Hare Krishna visit stirs controversy
A "cultural exhibition" hosted by Alpha Theta coed fraternity last Friday night raised concern among some members of the administration.
The exhibition, which primarily involved a presentation by members of the Hare Krishna temple of Boston, was attended by approximately 80 students, according to Samson Popowitz '97, Alpha Theta's president.
The program began with a the presentation, followed by a concert by a Hare Krishna punk-rock band, Gandiva. The group also spent the night at Alpha Theta and left Saturday morning.
However, some administrators felt the reputation of groups such as the Hare Krishnas warranted concern.
"They look for members who are vulnerable and convince them that their way of life is the only one," said Linda Kennedy, Programming Coordinator at the Student Activities Office. "It is far different talking to someone at an airport and to spend 24 hours with them."
In an electronic mail message forwarded to The Dartmouth by Popowitz, Kennedy wrote: "The type of visit you have planned sounds entirely pro-Hare Krishna and I have extremely grave reservations about the danger for students. What is advertised is essentially an immersion program."
Kennedy said her reservations were based on previous knowledge of "immersion" efforts at other colleges. "All colleges have had experiences with groups like the Hare Krishnas. Some people call them a cult, so we wanted to be careful ... in the 70s, this was serious stuff," Kennedy said.

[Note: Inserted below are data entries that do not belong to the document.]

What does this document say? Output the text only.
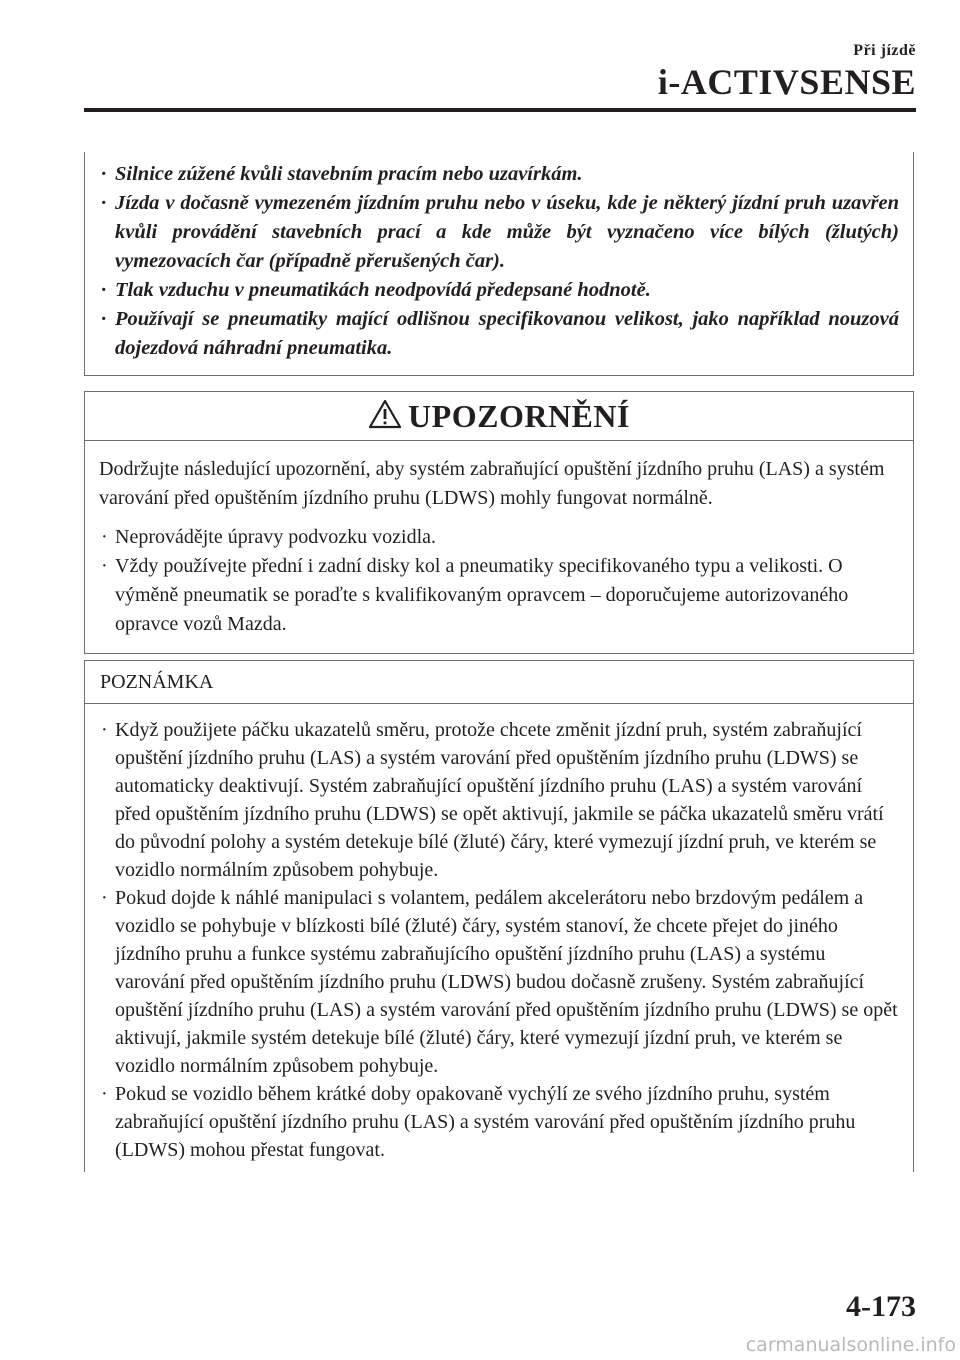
Při jízdě
i-ACTIVSENSE
· Silnice zúžené kvůli stavebním pracím nebo uzavírkám.
· Jízda v dočasně vymezeném jízdním pruhu nebo v úseku, kde je některý jízdní pruh uzavřen kvůli provádění stavebních prací a kde může být vyznačeno více bílých (žlutých) vymezovacích čar (případně přerušených čar).
· Tlak vzduchu v pneumatikách neodpovídá předepsané hodnotě.
· Používají se pneumatiky mající odlišnou specifikovanou velikost, jako například nouzová dojezdová náhradní pneumatika.
UPOZORNĚNÍ

Dodržujte následující upozornění, aby systém zabraňující opuštění jízdního pruhu (LAS) a systém varování před opuštěním jízdního pruhu (LDWS) mohly fungovat normálně.

· Neprovádějte úpravy podvozku vozidla.
· Vždy používejte přední i zadní disky kol a pneumatiky specifikovaného typu a velikosti. O výměně pneumatik se poraďte s kvalifikovaným opravcem – doporučujeme autorizovaného opravce vozů Mazda.
POZNÁMKA
· Když použijete páčku ukazatelů směru, protože chcete změnit jízdní pruh, systém zabraňující opuštění jízdního pruhu (LAS) a systém varování před opuštěním jízdního pruhu (LDWS) se automaticky deaktivují. Systém zabraňující opuštění jízdního pruhu (LAS) a systém varování před opuštěním jízdního pruhu (LDWS) se opět aktivují, jakmile se páčka ukazatelů směru vrátí do původní polohy a systém detekuje bílé (žluté) čáry, které vymezují jízdní pruh, ve kterém se vozidlo normálním způsobem pohybuje.
· Pokud dojde k náhlé manipulaci s volantem, pedálem akcelerátoru nebo brzdovým pedálem a vozidlo se pohybuje v blízkosti bílé (žluté) čáry, systém stanoví, že chcete přejet do jiného jízdního pruhu a funkce systému zabraňujícího opuštění jízdního pruhu (LAS) a systému varování před opuštěním jízdního pruhu (LDWS) budou dočasně zrušeny. Systém zabraňující opuštění jízdního pruhu (LAS) a systém varování před opuštěním jízdního pruhu (LDWS) se opět aktivují, jakmile systém detekuje bílé (žluté) čáry, které vymezují jízdní pruh, ve kterém se vozidlo normálním způsobem pohybuje.
· Pokud se vozidlo během krátké doby opakovaně vychýlí ze svého jízdního pruhu, systém zabraňující opuštění jízdního pruhu (LAS) a systém varování před opuštěním jízdního pruhu (LDWS) mohou přestat fungovat.
4-173
carmanualsonline.info
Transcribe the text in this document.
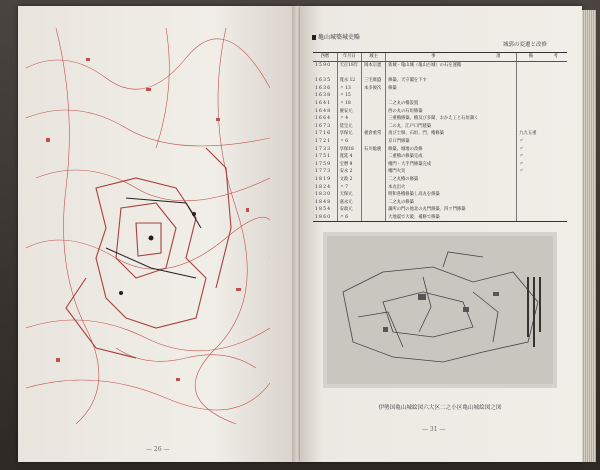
— 26 —
— 31 —
亀山城築城史略
城郭の変遷と改修
西暦	年月日	城主	事	項	備	考
1 5 9 0	天正18年	岡本宗憲	新城・亀山城（亀山古城）の石を運搬			

1 6 3 5	寛永 12	三宅康盛	修築。天守閣を下す			
1 6 3 6	〃 13	本多俊次	修築			
1 6 3 8	〃 15					
1 6 4 1	〃 18		二之丸の櫓設置			
1 6 4 8	慶安元		西の丸の石垣修築			
1 6 6 4	〃 4		三重櫓修築。櫓及び多聞、おかえ工と石垣調く			
1 6 7 3	延宝元		二の丸、江戸口門建築			
1 7 1 6	享保元	板倉重常	再び土塀、石垣、門、櫓修築		九九五重	
1 7 2 1	〃 6		京口門修築		〃	
1 7 3 3	享保18	石川総慶	修築。城地の改修		〃	
1 7 5 1	寛延 4		二重櫓の修築完成		〃	
1 7 5 9	宝暦 9		櫓門・大手門修築完成		〃	
1 7 7 3	安永 2		櫓門火災		〃	
1 8 1 9	文政 2		二之丸櫓の修築			
1 8 2 4	〃 7		本丸出火			
1 8 3 0	天保元		明和各櫓修築し高丸を修築			
1 8 4 8	嘉永元		二之丸の修築			
1 8 5 4	安政元		藩所の門の他北の丸門修築、四ツ門修築			
1 8 6 0	〃 6		大地震で大破、補修で修築			
伊勢国亀山城絵図六大区二之小区亀山城絵図之図
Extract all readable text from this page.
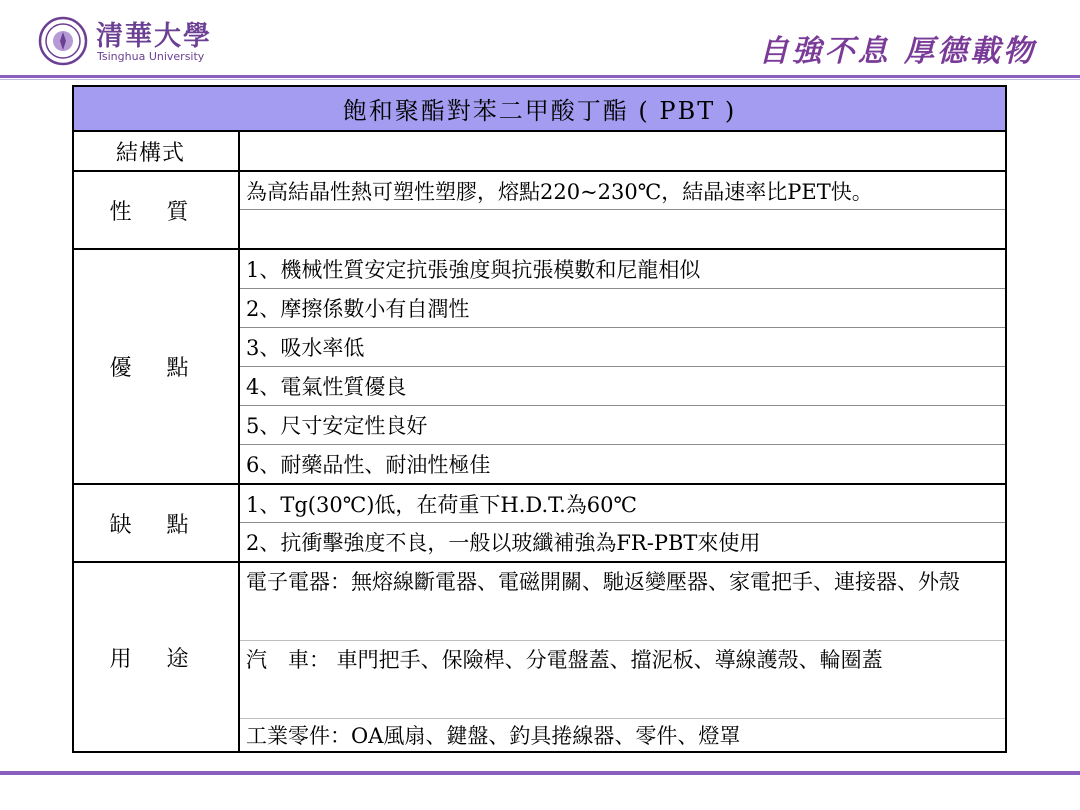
清華大學
Tsinghua University	自強不息 厚德載物
飽和聚酯對苯二甲酸丁酯 ( PBT )
結構式
性 質
為高結晶性熱可塑性塑膠，熔點220~230℃，結晶速率比PET快。
優 點
1、機械性質安定抗張強度與抗張模數和尼龍相似
2、摩擦係數小有自潤性
3、吸水率低
4、電氣性質優良
5、尺寸安定性良好
6、耐藥品性、耐油性極佳
缺 點
1、Tg(30℃)低，在荷重下H.D.T.為60℃
2、抗衝擊強度不良，一般以玻纖補強為FR-PBT來使用
用 途
電子電器：無熔線斷電器、電磁開關、馳返變壓器、家電把手、連接器、外殼
汽　車： 車門把手、保險桿、分電盤蓋、擋泥板、導線護殼、輪圈蓋
工業零件：OA風扇、鍵盤、釣具捲線器、零件、燈罩
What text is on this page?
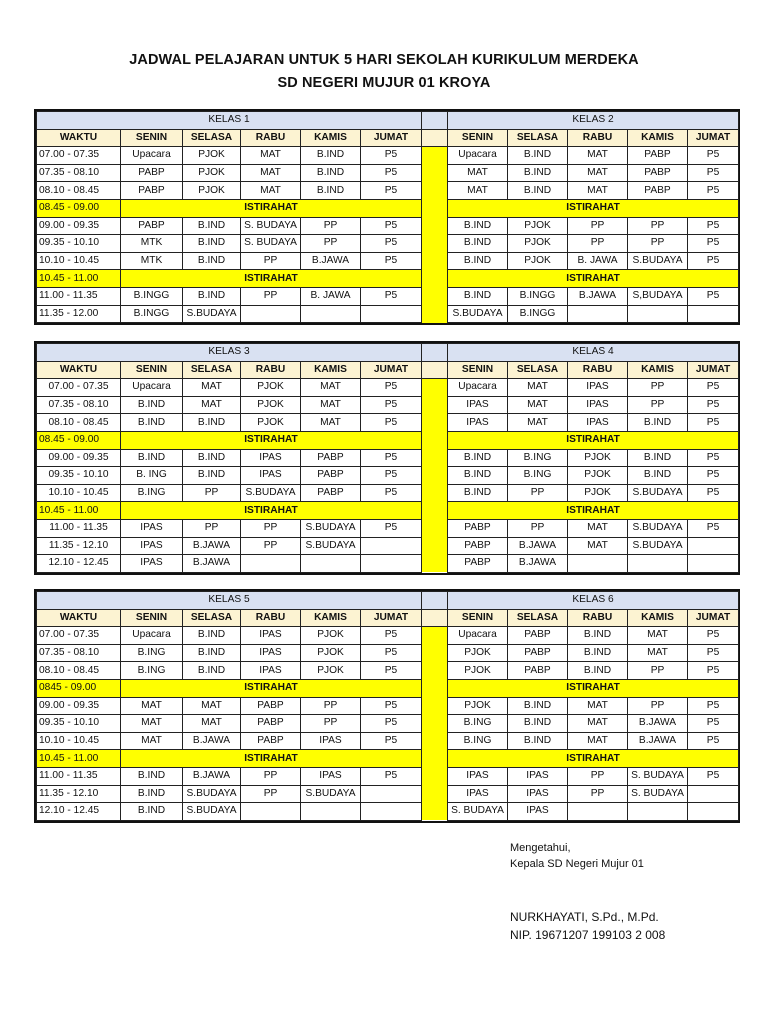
JADWAL PELAJARAN UNTUK 5 HARI SEKOLAH KURIKULUM MERDEKA
SD NEGERI MUJUR 01 KROYA
KELAS 1							KELAS 2				
WAKTU	SENIN	SELASA	RABU	KAMIS	JUMAT		SENIN	SELASA	RABU	KAMIS	JUMAT
07.00 - 07.35	Upacara	PJOK	MAT	B.IND	P5		Upacara	B.IND	MAT	PABP	P5
07.35 - 08.10	PABP	PJOK	MAT	B.IND	P5		MAT	B.IND	MAT	PABP	P5
08.10 - 08.45	PABP	PJOK	MAT	B.IND	P5		MAT	B.IND	MAT	PABP	P5
08.45 - 09.00	ISTIRAHAT						ISTIRAHAT				
09.00 - 09.35	PABP	B.IND	S. BUDAYA	PP	P5		B.IND	PJOK	PP	PP	P5
09.35 - 10.10	MTK	B.IND	S. BUDAYA	PP	P5		B.IND	PJOK	PP	PP	P5
10.10 - 10.45	MTK	B.IND	PP	B.JAWA	P5		B.IND	PJOK	B. JAWA	S.BUDAYA	P5
10.45 - 11.00	ISTIRAHAT						ISTIRAHAT				
11.00 - 11.35	B.INGG	B.IND	PP	B. JAWA	P5		B.IND	B.INGG	B.JAWA	S,BUDAYA	P5
11.35 - 12.00	B.INGG	S.BUDAYA					S.BUDAYA	B.INGG			
KELAS 3							KELAS 4				
WAKTU	SENIN	SELASA	RABU	KAMIS	JUMAT		SENIN	SELASA	RABU	KAMIS	JUMAT
07.00 - 07.35	Upacara	MAT	PJOK	MAT	P5		Upacara	MAT	IPAS	PP	P5
07.35 - 08.10	B.IND	MAT	PJOK	MAT	P5		IPAS	MAT	IPAS	PP	P5
08.10 - 08.45	B.IND	B.IND	PJOK	MAT	P5		IPAS	MAT	IPAS	B.IND	P5
08.45 - 09.00	ISTIRAHAT						ISTIRAHAT				
09.00 - 09.35	B.IND	B.IND	IPAS	PABP	P5		B.IND	B.ING	PJOK	B.IND	P5
09.35 - 10.10	B. ING	B.IND	IPAS	PABP	P5		B.IND	B.ING	PJOK	B.IND	P5
10.10 - 10.45	B.ING	PP	S.BUDAYA	PABP	P5		B.IND	PP	PJOK	S.BUDAYA	P5
10.45 - 11.00	ISTIRAHAT						ISTIRAHAT				
11.00 - 11.35	IPAS	PP	PP	S.BUDAYA	P5		PABP	PP	MAT	S.BUDAYA	P5
11.35 - 12.10	IPAS	B.JAWA	PP	S.BUDAYA			PABP	B.JAWA	MAT	S.BUDAYA	
12.10 - 12.45	IPAS	B.JAWA					PABP	B.JAWA			
KELAS 5							KELAS 6				
WAKTU	SENIN	SELASA	RABU	KAMIS	JUMAT		SENIN	SELASA	RABU	KAMIS	JUMAT
07.00 - 07.35	Upacara	B.IND	IPAS	PJOK	P5		Upacara	PABP	B.IND	MAT	P5
07.35 - 08.10	B.ING	B.IND	IPAS	PJOK	P5		PJOK	PABP	B.IND	MAT	P5
08.10 - 08.45	B.ING	B.IND	IPAS	PJOK	P5		PJOK	PABP	B.IND	PP	P5
0845 - 09.00	ISTIRAHAT						ISTIRAHAT				
09.00 - 09.35	MAT	MAT	PABP	PP	P5		PJOK	B.IND	MAT	PP	P5
09.35 - 10.10	MAT	MAT	PABP	PP	P5		B.ING	B.IND	MAT	B.JAWA	P5
10.10 - 10.45	MAT	B.JAWA	PABP	IPAS	P5		B.ING	B.IND	MAT	B.JAWA	P5
10.45 - 11.00	ISTIRAHAT						ISTIRAHAT				
11.00 - 11.35	B.IND	B.JAWA	PP	IPAS	P5		IPAS	IPAS	PP	S. BUDAYA	P5
11.35 - 12.10	B.IND	S.BUDAYA	PP	S.BUDAYA			IPAS	IPAS	PP	S. BUDAYA	
12.10 - 12.45	B.IND	S.BUDAYA					S. BUDAYA	IPAS			
Mengetahui,
Kepala SD Negeri Mujur 01
NURKHAYATI, S.Pd., M.Pd.
NIP. 19671207 199103 2 008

Kennedy learned about the incident when Alpha Theta's programming chair, Audra Rudys '95, requested that she post an e-mail bulletin about the program. Kennedy then voiced her concerns about the event to Dean of Residential Life, Mary Turco.
Turco could not be reached for comment.
According to Popowitz, College Chaplain Gwendolyn King also expressed concern over the Hare Krishna visit. However, King refused to comment on the situation, stating only that "I did what I needed to. I spoke to the people at Alpha Theta."
Popowitz said that King informed him the Hare Krishnas had an "irreputable past" and that the house should be wary of any conversion efforts.
The house took the administration's precautions and circulated Kennedy's warning message to all students in attendance, Popowitz said. "I explained to them beforehand that they were not to try to get members here, and merely try to inform the students ... there was no way that they had any 'enchanting, seductive' power over us," Popowitz wrote in an e-mail message.
Many students in attendance also said they felt the presentation by the group was constructive as it sparked debate between the students and members of the Hare Krishnas. "Some people found it extremely fun to argue with them and point out flaws in their theology," Popowitz said.
"I think the students who attended genuinely wanted to know more about a different set of beliefs and a different type of life-style," David Weinberg '96, one of the members of the audience, said.
"There was nothing forceful about their presence," Ashish Kapoor '97 said. "They were just trying to educate people and the audience response ranged from serious to completely facetious."
"Most people were waiting for the band, anyway," Kapoor said.